In a hunched together position, middling long stitches may be used. In a straighter pose shorter stitches should be used.

Now, when the body is sewn up cover the specimen with paper and a damp cloth to prevent drying while a small batch of compo. No. II is prepared for finishing feet and head. Returning to the specimen with this, slightly moisten the wrapping on the bones of the feet and apply a bit of the compo. at front and in the sole of each foot. This cements the toes to the foot and fills the pads.

After this is done sew each foot up neatly, beginning at toes and working toward body. If toes were large and required splitting and removing of toe cords, replace the cords with bits of small rope or soft twine and sew toes up neatly with short stitches. It is best to use a round needle and black thread, well waxed for
this work.

The specimen is now ready to place upon its base, perch, or stand. With the approximate position shaped, mark the perch for wire holes
by holding specimen over it and indicating places where wires come, by scratch or pencil mark. When holes are drilled and the specimen wired into place, take a strong fur needle set into a handle and by working and compressing with the fingers and jab-lifting with the
needle, finish shaping and positioning.

Hold in hollow of flanks by sewing through here with long needle and strong cord, heavily knotted for the first hold. Finish this sewing
with a knot drawn down into the fur under the thumb. Arrange the fur over all stitches by picking it free with tweezers.

With the body finished, take up filling and finishing the head with the compo. First work compo. into the ears and pinch them out thin
and into their natural shape, then cover the en tire face under the skin with compo. Fill eye sockets and set eyes as second step. Lastly fill the nose and lips and model them firmly upon
the jaws. In all mammals cover the teeth well with the lips. Even in a muskrat the teeth do not ordinarily show at all. Also avoid getting the lips, nose, and whisker base too full. Set the tail into easy normal position, pin toes to grasp the perch or set well upon the ground and inspect the body to see that no hollow or
bumps remain in the filling where there should be perfect smoothness. Remove such of these as persist with the handle-held fur needle and then set the specimen in a well ventilated place to dry.
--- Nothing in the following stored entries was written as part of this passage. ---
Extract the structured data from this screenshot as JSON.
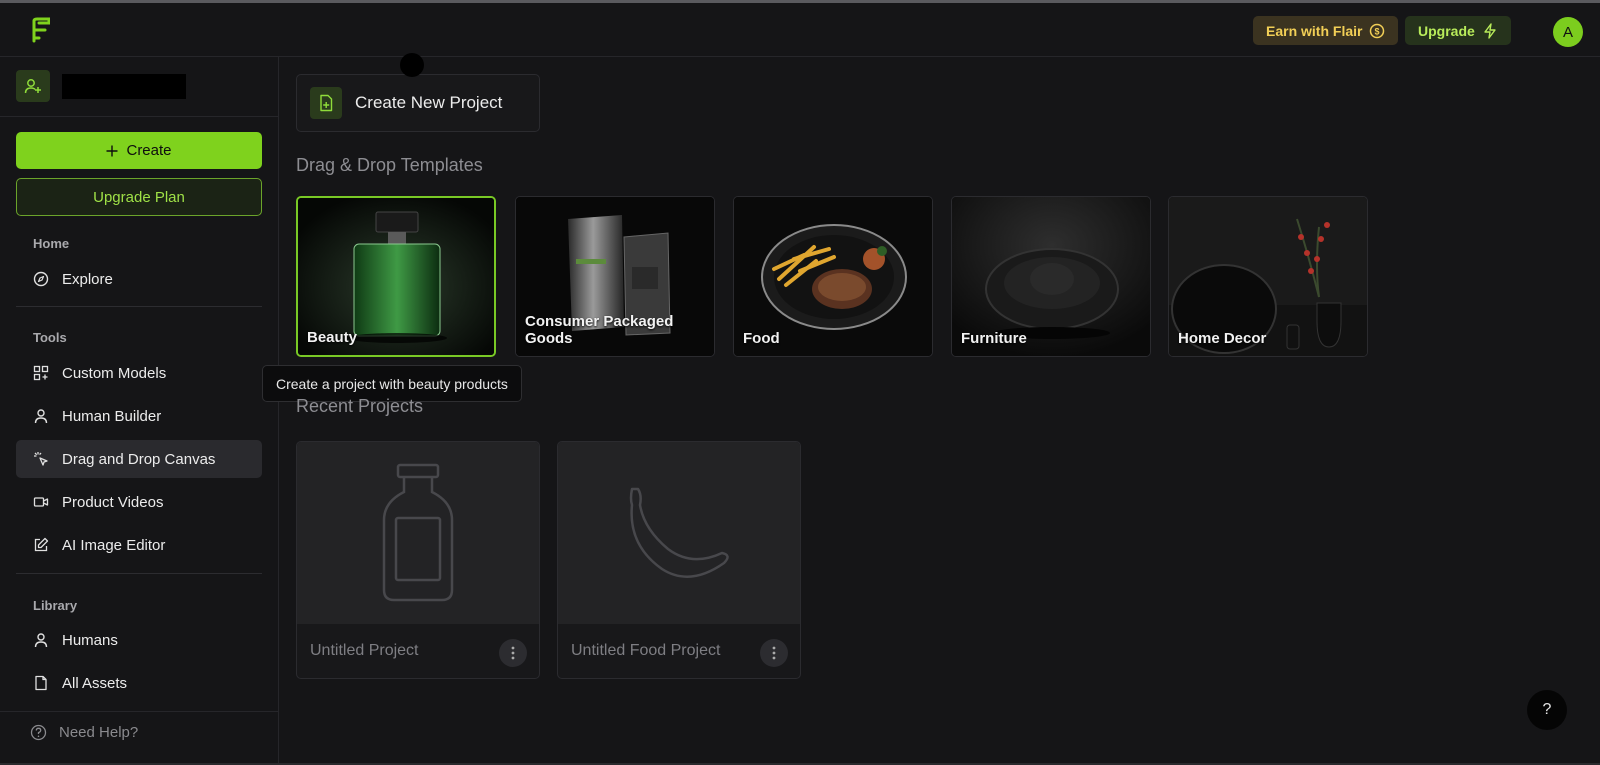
{
  "header": {
    "earn_label": "Earn with Flair",
    "upgrade_label": "Upgrade",
    "avatar_initial": "A"
  },
  "sidebar": {
    "create_label": "Create",
    "upgrade_plan_label": "Upgrade Plan",
    "sections": {
      "home": "Home",
      "tools": "Tools",
      "library": "Library"
    },
    "items": {
      "explore": "Explore",
      "custom_models": "Custom Models",
      "human_builder": "Human Builder",
      "drag_drop_canvas": "Drag and Drop Canvas",
      "product_videos": "Product Videos",
      "ai_image_editor": "AI Image Editor",
      "humans": "Humans",
      "all_assets": "All Assets"
    },
    "active_item": "Drag and Drop Canvas",
    "need_help": "Need Help?"
  },
  "main": {
    "create_new_project": "Create New Project",
    "templates_title": "Drag & Drop Templates",
    "templates": [
      {
        "label": "Beauty",
        "selected": true
      },
      {
        "label": "Consumer Packaged Goods",
        "selected": false
      },
      {
        "label": "Food",
        "selected": false
      },
      {
        "label": "Furniture",
        "selected": false
      },
      {
        "label": "Home Decor",
        "selected": false
      }
    ],
    "tooltip": "Create a project with beauty products",
    "recent_title": "Recent Projects",
    "projects": [
      {
        "title": "Untitled Project",
        "icon": "bottle-icon"
      },
      {
        "title": "Untitled Food Project",
        "icon": "banana-icon"
      }
    ],
    "help_fab": "?"
  },
  "colors": {
    "accent": "#7fd21d",
    "earn_text": "#f2cf56",
    "background": "#151517"
  }
}
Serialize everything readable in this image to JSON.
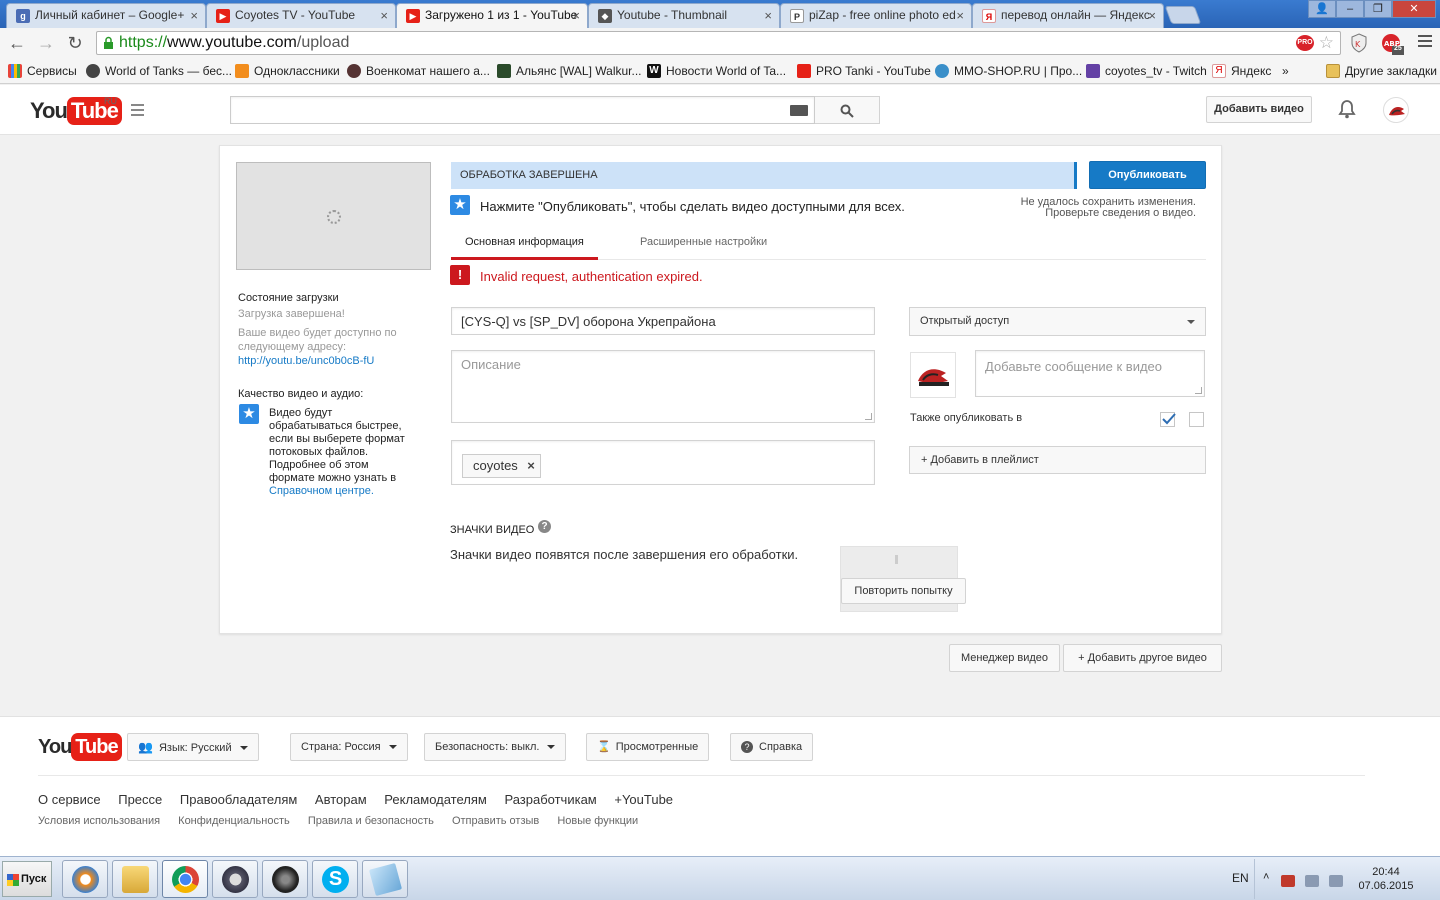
{
  "browser": {
    "tabs": [
      {
        "title": "Личный кабинет – Google+",
        "active": false,
        "favicon_color": "#4a6cb5"
      },
      {
        "title": "Coyotes TV - YouTube",
        "active": false,
        "favicon_color": "#e62117"
      },
      {
        "title": "Загружено 1 из 1 - YouTube",
        "active": true,
        "favicon_color": "#e62117"
      },
      {
        "title": "Youtube - Thumbnail",
        "active": false,
        "favicon_color": "#555555"
      },
      {
        "title": "piZap - free online photo ed",
        "active": false,
        "favicon_color": "#ffffff"
      },
      {
        "title": "перевод онлайн — Яндекс",
        "active": false,
        "favicon_color": "#ffffff"
      }
    ],
    "url_scheme": "https://",
    "url_host": "www.youtube.com",
    "url_path": "/upload",
    "bookmarks": [
      {
        "label": "Сервисы",
        "color": "#e8443a"
      },
      {
        "label": "World of Tanks — бес...",
        "color": "#444444"
      },
      {
        "label": "Одноклассники",
        "color": "#f28d1d"
      },
      {
        "label": "Военкомат нашего а...",
        "color": "#553333"
      },
      {
        "label": "Альянс [WAL] Walkur...",
        "color": "#2a4a2a"
      },
      {
        "label": "Новости World of Ta...",
        "color": "#111111"
      },
      {
        "label": "PRO Tanki - YouTube",
        "color": "#e62117"
      },
      {
        "label": "MMO-SHOP.RU | Про...",
        "color": "#3a8fc9"
      },
      {
        "label": "coyotes_tv - Twitch",
        "color": "#6441a5"
      },
      {
        "label": "Яндекс",
        "color": "#ffffff"
      }
    ],
    "bookmarks_more": "»",
    "other_bookmarks": "Другие закладки",
    "ext_abp_count": "25"
  },
  "yt_header": {
    "logo_you": "You",
    "logo_tube": "Tube",
    "region": "RU",
    "upload_label": "Добавить видео"
  },
  "upload": {
    "status_title": "ОБРАБОТКА ЗАВЕРШЕНА",
    "publish_label": "Опубликовать",
    "hint": "Нажмите \"Опубликовать\", чтобы сделать видео доступными для всех.",
    "save_error_line1": "Не удалось сохранить изменения.",
    "save_error_line2": "Проверьте сведения о видео.",
    "tab_basic": "Основная информация",
    "tab_advanced": "Расширенные настройки",
    "error_message": "Invalid request, authentication expired.",
    "title_value": "[CYS-Q] vs [SP_DV] оборона Укрепрайона",
    "description_placeholder": "Описание",
    "tag": "coyotes",
    "privacy_value": "Открытый доступ",
    "message_placeholder": "Добавьте сообщение к видео",
    "also_publish": "Также опубликовать в",
    "add_playlist": "+ Добавить в плейлист",
    "thumbs_title": "ЗНАЧКИ ВИДЕО",
    "thumbs_note": "Значки видео появятся после завершения его обработки.",
    "retry_label": "Повторить попытку"
  },
  "sidebar": {
    "upload_state_label": "Состояние загрузки",
    "upload_state_value": "Загрузка завершена!",
    "available_text": "Ваше видео будет доступно по следующему адресу:",
    "video_url": "http://youtu.be/unc0b0cB-fU",
    "quality_label": "Качество видео и аудио:",
    "quality_text": "Видео будут обрабатываться быстрее, если вы выберете формат потоковых файлов. Подробнее об этом формате можно узнать в",
    "help_center_link": "Справочном центре."
  },
  "actions": {
    "video_manager": "Менеджер видео",
    "add_another": "+ Добавить другое видео"
  },
  "footer": {
    "language": "Язык: Русский",
    "country": "Страна: Россия",
    "safety": "Безопасность: выкл.",
    "history": "Просмотренные",
    "help": "Справка",
    "links_primary": [
      "О сервисе",
      "Прессе",
      "Правообладателям",
      "Авторам",
      "Рекламодателям",
      "Разработчикам",
      "+YouTube"
    ],
    "links_secondary": [
      "Условия использования",
      "Конфиденциальность",
      "Правила и безопасность",
      "Отправить отзыв",
      "Новые функции"
    ]
  },
  "taskbar": {
    "start_label": "Пуск",
    "lang": "EN",
    "time": "20:44",
    "date": "07.06.2015"
  }
}
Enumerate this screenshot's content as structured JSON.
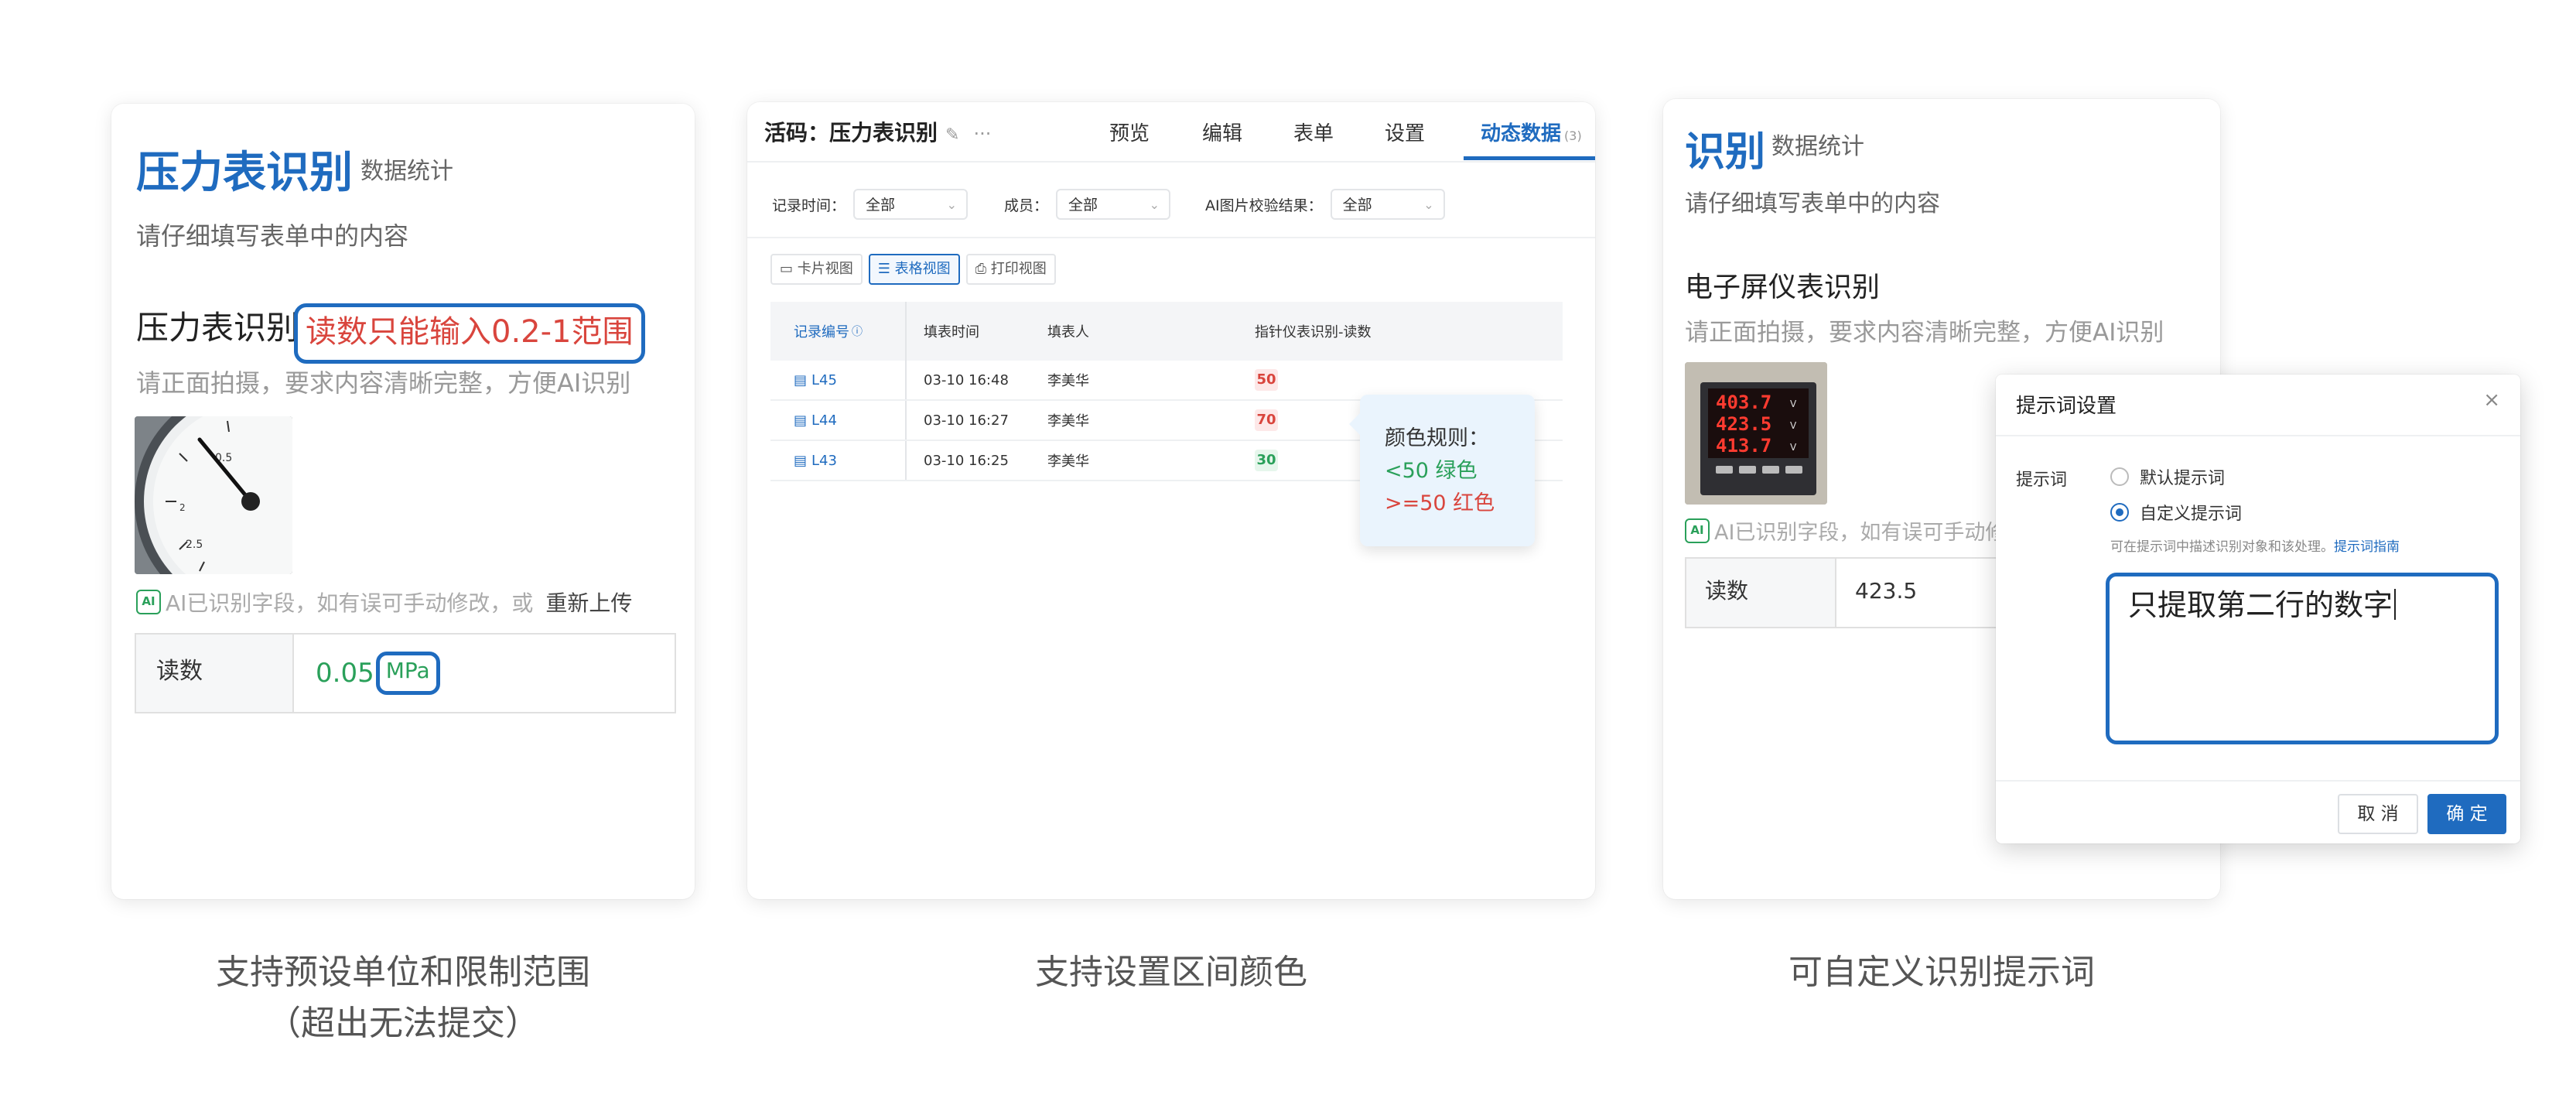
{
  "card1": {
    "title": "压力表识别",
    "subtitle": "数据统计",
    "description": "请仔细填写表单中的内容",
    "field_label": "压力表识别",
    "range_warning": "读数只能输入0.2-1范围",
    "hint": "请正面拍摄，要求内容清晰完整，方便AI识别",
    "ai_badge": "AI",
    "ai_notice": "AI已识别字段，如有误可手动修改，或",
    "reupload": "重新上传",
    "reading_label": "读数",
    "reading_value": "0.05",
    "reading_unit": "MPa"
  },
  "card2": {
    "title": "活码：压力表识别",
    "edit_icon": "✎",
    "more_icon": "···",
    "tabs": [
      {
        "label": "预览"
      },
      {
        "label": "编辑"
      },
      {
        "label": "表单"
      },
      {
        "label": "设置"
      },
      {
        "label": "动态数据",
        "count": "(3)"
      }
    ],
    "filters": [
      {
        "label": "记录时间：",
        "value": "全部"
      },
      {
        "label": "成员：",
        "value": "全部"
      },
      {
        "label": "AI图片校验结果：",
        "value": "全部"
      }
    ],
    "views": [
      {
        "label": "卡片视图"
      },
      {
        "label": "表格视图"
      },
      {
        "label": "打印视图"
      }
    ],
    "columns": [
      "记录编号",
      "填表时间",
      "填表人",
      "指针仪表识别-读数"
    ],
    "rows": [
      {
        "id": "L45",
        "time": "03-10 16:48",
        "user": "李美华",
        "reading": "50",
        "status": "red"
      },
      {
        "id": "L44",
        "time": "03-10 16:27",
        "user": "李美华",
        "reading": "70",
        "status": "red"
      },
      {
        "id": "L43",
        "time": "03-10 16:25",
        "user": "李美华",
        "reading": "30",
        "status": "green"
      }
    ],
    "tooltip": {
      "title": "颜色规则：",
      "rule_green": "<50 绿色",
      "rule_red": ">=50 红色"
    }
  },
  "card3": {
    "title": "识别",
    "subtitle": "数据统计",
    "description": "请仔细填写表单中的内容",
    "field_label": "电子屏仪表识别",
    "hint": "请正面拍摄，要求内容清晰完整，方便AI识别",
    "ai_badge": "AI",
    "ai_notice": "AI已识别字段，如有误可手动修改",
    "reading_label": "读数",
    "reading_value": "423.5"
  },
  "dialog": {
    "title": "提示词设置",
    "close_icon": "×",
    "field_label": "提示词",
    "option_default": "默认提示词",
    "option_custom": "自定义提示词",
    "note": "可在提示词中描述识别对象和该处理。",
    "note_link": "提示词指南",
    "textarea_value": "只提取第二行的数字",
    "cancel_label": "取 消",
    "ok_label": "确 定"
  },
  "captions": {
    "caption1_line1": "支持预设单位和限制范围",
    "caption1_line2": "（超出无法提交）",
    "caption2": "支持设置区间颜色",
    "caption3": "可自定义识别提示词"
  },
  "colors": {
    "accent": "#1f6bbf",
    "red": "#d9453d",
    "green": "#2aa05a"
  }
}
The principal point in preparing thin orstretchy small mammal skins for mounting is to leave the membrane of skin-muscles on the
body skin. This holds a flabby skin in shape and lends strength to a frail one. In spite of this the legs of most wild rabbits must be
handled very gingerly, as they have no lining membrane like the body. For finishing mouth, nose, and eyelids of mounted mammals, melt a little refined beeswax in a metal vessel. While the wax is hot (don't allow it to smoke), stir in a little tube oil color (black or brown for most mammals; color to nature for birds with
highly tinted eyelids). Mix the wax and color thoroughly with a flat bristle brush. Afterward the brush may be easily cleaned of the
wax by breaking it up with alcohol, when it has cooled.

Next draw some wisps of fine, long-fiber cotton through the melted wax and lay them quickly flat upon oiled paper to cool. For lips of mammals cut narrow strips of the wax. Heat an upholstering spindle and with it repeatedly heated, melt the wax and cotton into crease of closed lips. Melt thin, flat pieces of the wax into depth of nostrils and very narrow strips in eyelids.

When all the wax is placed, model it into shape with a smooth, wedge-ended bit of pine wood. To clean out wax that ran into the hair
by melting, apply alcohol with a bit of cloth, scratch the waxy hair loose with finger nail and rub the crumbled wax out with the bit of alcohol dampened cloth. This leaves lips, eyelids, and nostrils neatly finished. Apply thin varnish to nose, edge of eyelids, and bare parts of lips that show. For mounting a mammal with open mouth, follow same note given in making a whole head for rug.